Consider the following two-player game. The game starts with two distinct, positive integers written on a blackboard. Call them $a$ and $b$. The players then take alternating turns. At each turn, the player must write a new positive integer on the board that is the difference of two numbers already on the board. If a player has no valid play, then that player loses. For example, suppose that 12 and 15 are on the board initially. Player 1 must play 3, which is 15-12. Then player 2 might play 9 = 12-3. Then player 1 might play 6 = 15-9. Now player 2 can’t move, so loses.
(a) Prove that every integer on the board at the end of the game is a multiple of $\gcd(a,b)$.
(b) Prove that every multiple of $\gcd(a,b)$ up until $\max(a,b)$ is written on the board by the end of the game.
(c) Assuming you have the choice to pick which player goes first, describe a strategy to win the game.
My solution so far:
(a) Proved by induction. Thanks! @Peter Taylor
(b) So the game is basically writing all multiples of $\gcd(a,b)$. $a$ and $b$ are multiples of $\gcd(a,b)$ by definition, but you won't write them because they were already there to start the game. So you're just writing all multiples not equal to a or b. Once you finish writing those, the game ends, and you have all multiples of $\gcd(a,b)$, including a and b. So if you sort the list of numbers, it ends with $\max(a,b)$. (Not too sure of this...seems wishy-washy)
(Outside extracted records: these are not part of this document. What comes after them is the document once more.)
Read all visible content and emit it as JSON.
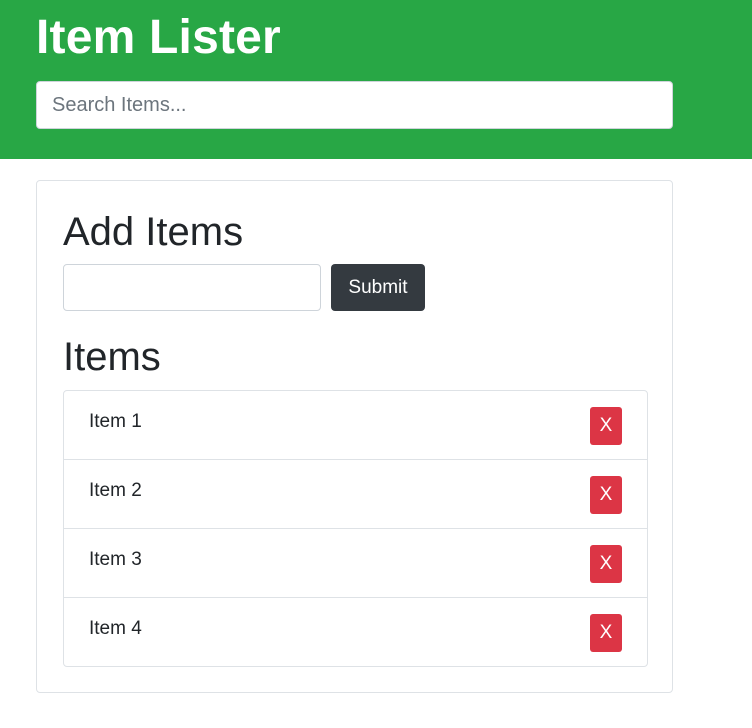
{
  "header": {
    "title": "Item Lister",
    "search_placeholder": "Search Items..."
  },
  "add_section": {
    "title": "Add Items",
    "input_value": "",
    "submit_label": "Submit"
  },
  "items_section": {
    "title": "Items",
    "items": [
      {
        "label": "Item 1",
        "delete_label": "X"
      },
      {
        "label": "Item 2",
        "delete_label": "X"
      },
      {
        "label": "Item 3",
        "delete_label": "X"
      },
      {
        "label": "Item 4",
        "delete_label": "X"
      }
    ]
  },
  "colors": {
    "header_bg": "#28a745",
    "submit_bg": "#343a40",
    "delete_bg": "#dc3545"
  }
}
(c) If the number of multiples of the gcd up until max(a,b) is odd, then I go first. Example: Start with 12 and 15. gcd=3. All multiples of 3 up until 15 are 3,6,9,12,15. 12 and 15 start. I go first and write 3. Player 2 may write 12-3=9. Then I play 15-9=6. No more multiples of gcd are left for player 2 to write so I win. If the number of multiples of gcd up until max(a,b) is even, then I let player 2 go first. As soon as he writes the first difference, there is an odd number of multiples left and when it's my turn, it just becomes the previous case. So I win again.
Please check part (b) and (c). Also, does anyone have a good source for learning about gcd's and divisibility and stuff? I'm having a hard time conceptualizing the relationship between gcd and linear combinations. Thanks.
By induction: initially $g = \gcd(a,b)$ divides all of the numbers on the board (which are just $a$ and $b$). Inductive step: if we pick two numbers on the board, $cg$ and $dg$, then their difference is $(c-d)g$ is a multiple of $g$.
Since that gets you past the point where you were stuck, I'll leave you to carry on, starting at subquestion (b).